The problem here is not that we are borrowing excessively; it is that we are borrowing for the wrong reasons! Even when we borrow for the wrong reasons, the custodians of this country exaggerate the amounts of money borrowed to cater to their selfish ends. Also, we are tethering on the brink.

We are now borrowing at rates higher than the market value because our debt burden is close to unsustainable, considering that the debt-to-GDP ratio stands at 46 per cent as of 2020. This has gradually increased from 33.8 per cent in 2017, 35.1 per cent in 2018 and 38.2 per cent in 2019 and is projected to be close to 50 per cent by June 2021.

The technocrats often say we borrow to fund infrastructure projects. But which of those projects are user-centric and which ones of them directly benefit those for whom the project is being established?

The auditor general’s reports to parliament over the years have shown that accounting officers have excelled at nugatory expenditure. These are expenditures that could have been avoided.

For a while, the country was paying interest and other sums of money for a loan that was borrowed for the Mpigi expressway, which was not being utilized. This road is just one of the many underutilized projects for which Uganda pays about $2.2 million annually.

The minister of state for finance, David Bahati, just the other day, tabled an amended budget with an additional Shs 3 trillion to, among other things, accommodate the money for the purchase of vehicles for the Eleventh Parliament.

I am not against providing vehicles to the legislators, but what end does the purchase of new cars for MPs serve their voters?

Within the region, we have august Houses that have provided state-owned vehicles for their legislators. However, these vehicles are not the property of the legislator, but of the state. They are not as exorbitantly-priced and when the legislator leaves parliament, the vehicle goes back to the state, to be refurbished and passed on to another department of the state. That is progressive expenditure.

About Shs 105 billion is meant for the purchase of vehicles for the legislators. We could build new health units and meet the remuneration of health workers for the next five years.

We could upgrade a number of regional referral hospitals to national hospital status, build and maintain kilometers of roads and enhance the much-needed capitation grants to schools providing UPE and USE. These are things that benefit many Ugandans who have to unfortunately share a debt burden for which they were not consulted.

We also need to bite back at the custodians of those engaged in wasteful expenditure. This should go beyond reprimand to the recovery of the misused funds from their private property.

The issue of collective responsibility should be set aside so that whoever is charged with public office starts to look at their offices not as an opportunity to amass personal wealth, but an opportunity to better the citizens of Uganda and jealously guard public resources.

We also need to share plans of how these monies we are borrowing will be recovered from the infrastructure projects they are being borrowed for.

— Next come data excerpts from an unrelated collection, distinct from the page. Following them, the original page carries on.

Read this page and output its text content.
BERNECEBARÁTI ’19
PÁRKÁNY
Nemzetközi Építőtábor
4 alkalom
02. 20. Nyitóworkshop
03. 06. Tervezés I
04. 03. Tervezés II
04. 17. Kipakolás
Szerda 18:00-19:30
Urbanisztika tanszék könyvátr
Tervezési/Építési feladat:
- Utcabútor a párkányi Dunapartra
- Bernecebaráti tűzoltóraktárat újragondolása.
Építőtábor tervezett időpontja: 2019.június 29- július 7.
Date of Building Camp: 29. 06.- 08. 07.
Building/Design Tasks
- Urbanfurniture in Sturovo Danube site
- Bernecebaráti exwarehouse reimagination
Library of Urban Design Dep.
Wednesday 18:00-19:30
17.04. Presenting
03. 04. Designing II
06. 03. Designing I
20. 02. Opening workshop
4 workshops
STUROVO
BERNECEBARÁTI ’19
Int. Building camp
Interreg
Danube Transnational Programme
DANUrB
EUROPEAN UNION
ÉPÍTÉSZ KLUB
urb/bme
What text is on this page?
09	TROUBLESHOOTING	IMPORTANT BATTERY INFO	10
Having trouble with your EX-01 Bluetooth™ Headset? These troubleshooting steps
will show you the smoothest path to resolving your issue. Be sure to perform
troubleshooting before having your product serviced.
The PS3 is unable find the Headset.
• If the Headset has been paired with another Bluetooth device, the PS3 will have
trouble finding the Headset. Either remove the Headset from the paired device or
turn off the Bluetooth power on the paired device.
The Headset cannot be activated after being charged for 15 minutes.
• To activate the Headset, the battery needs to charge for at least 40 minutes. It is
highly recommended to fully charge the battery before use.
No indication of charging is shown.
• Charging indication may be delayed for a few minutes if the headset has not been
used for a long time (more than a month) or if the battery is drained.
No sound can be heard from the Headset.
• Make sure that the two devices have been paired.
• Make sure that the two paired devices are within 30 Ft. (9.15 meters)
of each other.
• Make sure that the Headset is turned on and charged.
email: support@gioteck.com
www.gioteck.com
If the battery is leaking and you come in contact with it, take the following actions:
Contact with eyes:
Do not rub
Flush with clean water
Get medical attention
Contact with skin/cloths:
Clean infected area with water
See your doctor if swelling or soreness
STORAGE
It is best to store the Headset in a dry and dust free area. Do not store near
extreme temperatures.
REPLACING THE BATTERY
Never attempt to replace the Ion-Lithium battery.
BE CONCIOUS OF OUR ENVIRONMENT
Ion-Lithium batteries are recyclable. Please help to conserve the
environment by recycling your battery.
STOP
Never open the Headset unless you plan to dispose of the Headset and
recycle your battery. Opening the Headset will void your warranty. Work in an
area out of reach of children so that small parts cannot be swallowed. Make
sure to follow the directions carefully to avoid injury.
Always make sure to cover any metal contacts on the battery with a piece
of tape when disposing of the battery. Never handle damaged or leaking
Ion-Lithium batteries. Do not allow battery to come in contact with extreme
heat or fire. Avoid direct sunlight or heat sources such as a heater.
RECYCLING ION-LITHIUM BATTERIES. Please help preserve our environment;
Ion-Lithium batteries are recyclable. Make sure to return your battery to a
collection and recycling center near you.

Lastly, borrowing money for consumptive purposes should be stopped. Instances in which we borrow to consume or for mere luxury, such as purchase of vehicles for MPs, for instance, should no longer be tabled in parliament. Let the MPs buy the cars, through loans, like the rest of us. Otherwise, calling for suspension from loan repayments does not save the country.

The author is the executive director of Anti-Corruption Coalition Uganda.